Better de-duplicate classes, unions, enums in non-odr contexts
When reading an ELF/DWARF binary that doesn't support the One
Definition Rule[1] (aka ODR), type de-duplication is done on a
per-translation unit basis only. That means that a type definition
must be unique only in a given translation unit, in that case.
[1]: https://en.wikipedia.org/wiki/One_Definition_Rule
When handling big C binaries like the Linux Kernel, this implies a lot
of type duplication still, as the same type can be re-defined in a lot
of different translation units.
This patch tries to de-duplicate types on a per-corpus basis, even in
cases where the ODR doesn't apply. It does so by noting that if two
types of the same kind and name are seen in two different translation
units and yet have the same source location (are defined in the same
spot) then they are the same type.
The patch does this for class, union and enum types as these seem to
be the kinds of types which are duplicated the most and thus consume
the most memory and later take the most time to canonicalize. In a
subsequent patch, we might want to try to de-duplicate typedef types
too, and see if gain anything.
Comparing two linux kernels shows that with this patch, we come back
to a speed (and memory consumption) that is comparable to when we were
considering C-based binaries as being suited to our (too aggressive)
ODR-based type de-duplication algorithm.
Below are the output of the comparison measured with /usr/bin/time
with the aggressive ODR-based type de-duplication algorithm and with
this patch.

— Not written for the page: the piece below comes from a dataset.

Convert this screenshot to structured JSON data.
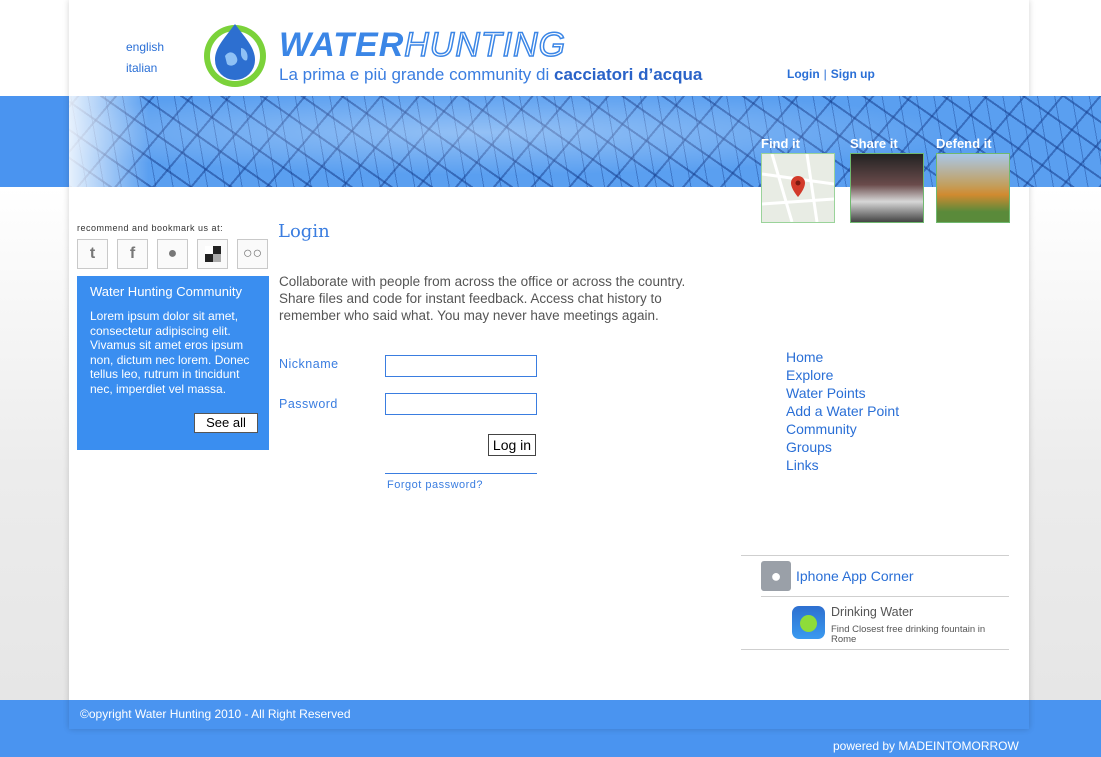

We compare the vmlinux binary coming from the package
kernel-3.10.0-515 against the one from kernel-3.10.0-327.el7.x86_64.
We use the kabi whitelists provided by the relevant
kernel-abi-whitelists packages for these kernels to restrict the
comparison to a meaningful subset of interfaces.
52.66user 0.64system 0:53.34elapsed 99%CPU (0avgtext+0avgdata 944416maxresident)k 0inputs+48outputs (0major+250750minor)pagefaults 0swaps
vs:
51.04user 0.87system 0:51.91elapsed 100%CPU (0avgtext+0avgdata 972560maxresident)k
0inputs+232outputs (0major+279983minor)pagefaults 0swaps
The full invocation and results are available at:
http://people.redhat.com/~dseketel/kabidiff/vmlinuz-3.10.0-327.el7.x86_64--vmlinuz-3.10.0-515.el7.x86_64.diff.whitelisted.with-unions.txt
vs
http://people.redhat.com/~dseketel/kabidiff/vmlinuz-3.10.0-327.el7.x86_64--vmlinuz-3.10.0-515.el7.x86_64.diff.whitelisted.with-unions.with-non-odr-support.txt
Note that to be able to compare the two kernels, the current tree must
contain the necessary patches that make libabigail understand Linux
Kernel binaries.
* src/abg-dwarf-reader.cc (build_enum_type)
(add_or_update_class_type, add_or_update_union_type): When the ODR
is not relevant, use the location of the type to detect if two
enum, class or union types of the same name actually represent the
same type.
Signed-off-by: Dodji Seketeli <dodji@redhat.com>